The footnote in question — in a 2006 Supreme Court decision limiting the free speech rights of public employees — explicitly stated that the decision in Garcetti v. Ceballos did not apply to faculty members in public higher education. Some (but not all) federal courts have been ignoring that footnote, and the AAUP filed a brief last week in one such case, which the association says highlights the dangers of the way Garcetti is being applied to free speech for faculty members.
The case that the AAUP entered is one in which a federal judge in February was explicit in finding that Garcetti removed protections for much faculty speech. “[S]ince Garcetti, courts have routinely held that even the speech of faculty members of public universities is not protected when made pursuant to their professional duties,” said the ruling.
It’s bad news, but more or less inevitable, given that university campuses have been, since the 1980’s, the least free sector of society. This prof case was bad enough:
Capeheart sued the university, charging that it retaliated against her by refusing to let her serve as department chair — despite being elected to the post by her colleagues — because of her activism on campus.
(So the profs don’t know who their chair should be?)
Gets worse: In The Wall Street Journal (August 20, 2011), Peter Berkowitz notes that now, under government pressure, “universities abandon any pretense of due process in sexual assault cases.”:
Most egregiously, OCR requires universities to render judgment using “a preponderance of the evidence” standard. This means that in a rape case, a campus disciplinary board of faculty, administrators and perhaps students serves as both judge and jury. Few if any of these judges are likely to have professional competence in fact-gathering, evidence analysis or judicial procedure. Yet to deliver a verdict of guilty, they need only believe that the accused is more likely than not to have committed the crime.

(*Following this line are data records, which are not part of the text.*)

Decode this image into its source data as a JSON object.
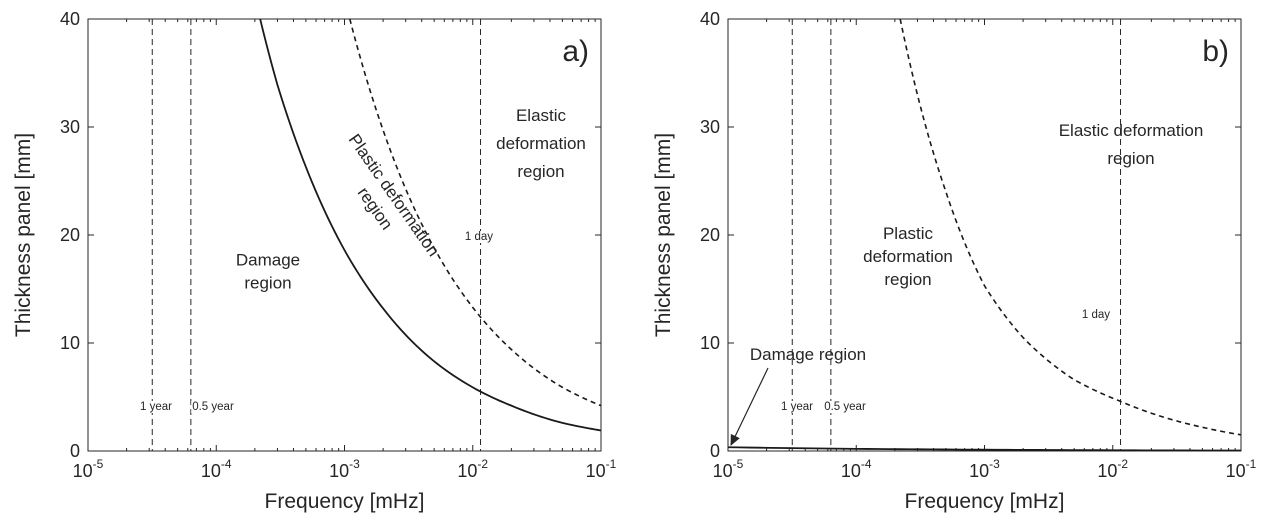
{
  "chart_data": [
    {
      "type": "line",
      "panel_label": "a)",
      "xlabel": "Frequency [mHz]",
      "ylabel": "Thickness panel [mm]",
      "xscale": "log",
      "xlim": [
        1e-05,
        0.1
      ],
      "ylim": [
        0,
        40
      ],
      "grid": false,
      "xticks": [
        {
          "base": "10",
          "exp": "-5",
          "value": 1e-05
        },
        {
          "base": "10",
          "exp": "-4",
          "value": 0.0001
        },
        {
          "base": "10",
          "exp": "-3",
          "value": 0.001
        },
        {
          "base": "10",
          "exp": "-2",
          "value": 0.01
        },
        {
          "base": "10",
          "exp": "-1",
          "value": 0.1
        }
      ],
      "yticks": [
        "0",
        "10",
        "20",
        "30",
        "40"
      ],
      "series": [
        {
          "style": "solid",
          "x": [
            0.00022,
            0.0003,
            0.0005,
            0.001,
            0.002,
            0.005,
            0.0115,
            0.02,
            0.05,
            0.1
          ],
          "y": [
            40,
            33.9,
            26.3,
            18.6,
            13.2,
            8.3,
            5.5,
            4.2,
            2.6,
            1.9
          ]
        },
        {
          "style": "dashed",
          "x": [
            0.0011,
            0.002,
            0.005,
            0.0115,
            0.02,
            0.05,
            0.1
          ],
          "y": [
            40,
            29.7,
            18.8,
            12.4,
            9.4,
            5.9,
            4.2
          ]
        }
      ],
      "reference_lines": [
        {
          "x": 3.17e-05,
          "label": "1 year"
        },
        {
          "x": 6.34e-05,
          "label": "0.5 year"
        },
        {
          "x": 0.0115,
          "label": "1 day"
        }
      ],
      "annotations": [
        {
          "lines": [
            "Damage",
            "region"
          ]
        },
        {
          "lines": [
            "Plastic deformation",
            "region"
          ]
        },
        {
          "lines": [
            "Elastic",
            "deformation",
            "region"
          ]
        }
      ]
    },
    {
      "type": "line",
      "panel_label": "b)",
      "xlabel": "Frequency [mHz]",
      "ylabel": "Thickness panel [mm]",
      "xscale": "log",
      "xlim": [
        1e-05,
        0.1
      ],
      "ylim": [
        0,
        40
      ],
      "grid": false,
      "xticks": [
        {
          "base": "10",
          "exp": "-5",
          "value": 1e-05
        },
        {
          "base": "10",
          "exp": "-4",
          "value": 0.0001
        },
        {
          "base": "10",
          "exp": "-3",
          "value": 0.001
        },
        {
          "base": "10",
          "exp": "-2",
          "value": 0.01
        },
        {
          "base": "10",
          "exp": "-1",
          "value": 0.1
        }
      ],
      "yticks": [
        "0",
        "10",
        "20",
        "30",
        "40"
      ],
      "series": [
        {
          "style": "solid",
          "x": [
            1e-05,
            0.0001,
            0.001,
            0.01,
            0.1
          ],
          "y": [
            0.35,
            0.2,
            0.12,
            0.07,
            0.04
          ]
        },
        {
          "style": "dashed",
          "x": [
            0.00022,
            0.0005,
            0.001,
            0.002,
            0.005,
            0.0115,
            0.02,
            0.05,
            0.1
          ],
          "y": [
            40,
            24.0,
            15.3,
            10.5,
            6.6,
            4.6,
            3.5,
            2.2,
            1.5
          ]
        }
      ],
      "reference_lines": [
        {
          "x": 3.17e-05,
          "label": "1 year"
        },
        {
          "x": 6.34e-05,
          "label": "0.5 year"
        },
        {
          "x": 0.0115,
          "label": "1 day"
        }
      ],
      "annotations": [
        {
          "lines": [
            "Damage region"
          ]
        },
        {
          "lines": [
            "Plastic",
            "deformation",
            "region"
          ]
        },
        {
          "lines": [
            "Elastic deformation",
            "region"
          ]
        }
      ]
    }
  ]
}
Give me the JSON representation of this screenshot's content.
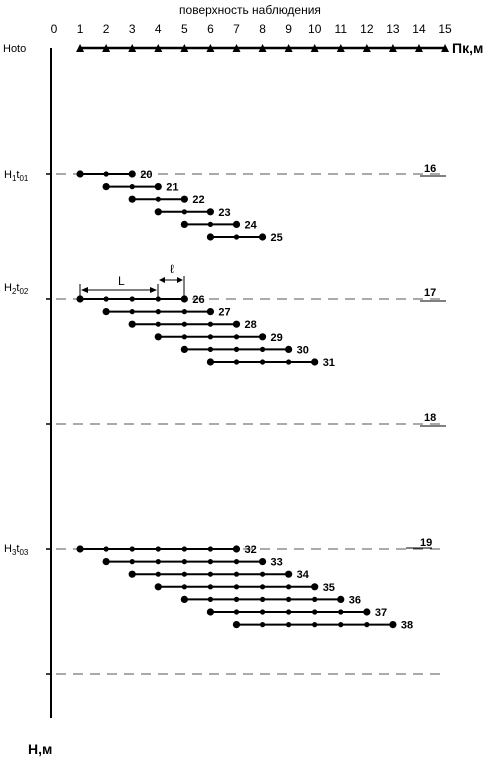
{
  "header": {
    "surface_label": "поверхность наблюдения"
  },
  "x_axis": {
    "ticks": [
      "0",
      "1",
      "2",
      "3",
      "4",
      "5",
      "6",
      "7",
      "8",
      "9",
      "10",
      "11",
      "12",
      "13",
      "14",
      "15"
    ],
    "unit_label": "Пк,м"
  },
  "y_axis": {
    "label": "Н,м"
  },
  "levels": [
    {
      "id": "0",
      "label_main": "Hoto",
      "label_sub": "",
      "level_number": ""
    },
    {
      "id": "1",
      "label_main": "H",
      "sub1": "1",
      "mid": "t",
      "sub2": "01",
      "level_number": "16"
    },
    {
      "id": "2",
      "label_main": "H",
      "sub1": "2",
      "mid": "t",
      "sub2": "02",
      "level_number": "17"
    },
    {
      "id": "3",
      "label_main": "",
      "level_number": "18"
    },
    {
      "id": "4",
      "label_main": "H",
      "sub1": "3",
      "mid": "t",
      "sub2": "03",
      "level_number": "19"
    },
    {
      "id": "5",
      "label_main": "",
      "level_number": ""
    }
  ],
  "dimensions": {
    "length_label": "L",
    "step_label": "ℓ"
  },
  "measurement_rows": [
    {
      "number": "20",
      "start": 1,
      "end": 3,
      "group": 1
    },
    {
      "number": "21",
      "start": 2,
      "end": 4,
      "group": 1
    },
    {
      "number": "22",
      "start": 3,
      "end": 5,
      "group": 1
    },
    {
      "number": "23",
      "start": 4,
      "end": 6,
      "group": 1
    },
    {
      "number": "24",
      "start": 5,
      "end": 7,
      "group": 1
    },
    {
      "number": "25",
      "start": 6,
      "end": 8,
      "group": 1
    },
    {
      "number": "26",
      "start": 1,
      "end": 5,
      "group": 2
    },
    {
      "number": "27",
      "start": 2,
      "end": 6,
      "group": 2
    },
    {
      "number": "28",
      "start": 3,
      "end": 7,
      "group": 2
    },
    {
      "number": "29",
      "start": 4,
      "end": 8,
      "group": 2
    },
    {
      "number": "30",
      "start": 5,
      "end": 9,
      "group": 2
    },
    {
      "number": "31",
      "start": 6,
      "end": 10,
      "group": 2
    },
    {
      "number": "32",
      "start": 1,
      "end": 7,
      "group": 3
    },
    {
      "number": "33",
      "start": 2,
      "end": 8,
      "group": 3
    },
    {
      "number": "34",
      "start": 3,
      "end": 9,
      "group": 3
    },
    {
      "number": "35",
      "start": 4,
      "end": 10,
      "group": 3
    },
    {
      "number": "36",
      "start": 5,
      "end": 11,
      "group": 3
    },
    {
      "number": "37",
      "start": 6,
      "end": 12,
      "group": 3
    },
    {
      "number": "38",
      "start": 7,
      "end": 13,
      "group": 3
    }
  ],
  "colors": {
    "ink": "#000000",
    "dash": "#555555"
  }
}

This is the lowest standard. It is much less demanding than “beyond a reasonable doubt,” which is used in the criminal justice system, and the intermediate standard of “clear and convincing proof.” Yale, Stanford and many other universities have rushed to comply with OCR’s directives.
Just wait till they adopt neurolaw, and the “evidence” will then be that the accused has the sort of brain associated with people previously convicted. Once we get into materialism, it all pretty much follows, with only brief pauses before the next descent.
And yes, students have it far worse than profs, as Foundation for Individual Rights in Education (FIRE) can testify. Check out their regular Speech Code of the Month feature. Also, the warning to parents that college ain’t what it used to be.
Whether your own college experience was more like The Paper Chase or Animal House, you can be sure that today’s campuses are neither. Instead, your tuition and tax dollars are funding an ever-growing army of bureaucrats that police everything from free speech to dating. Administrators now outnumber faculty on our nation’s campuses, and even students’ innermost thoughts are subject to their oversight. Each year, the college experience gets closer to that of a TSA line at the airport — but one that you have to live in for four years.
And now, when it comes to free speech, the profs will have to either put up or shut up – for their entire careers.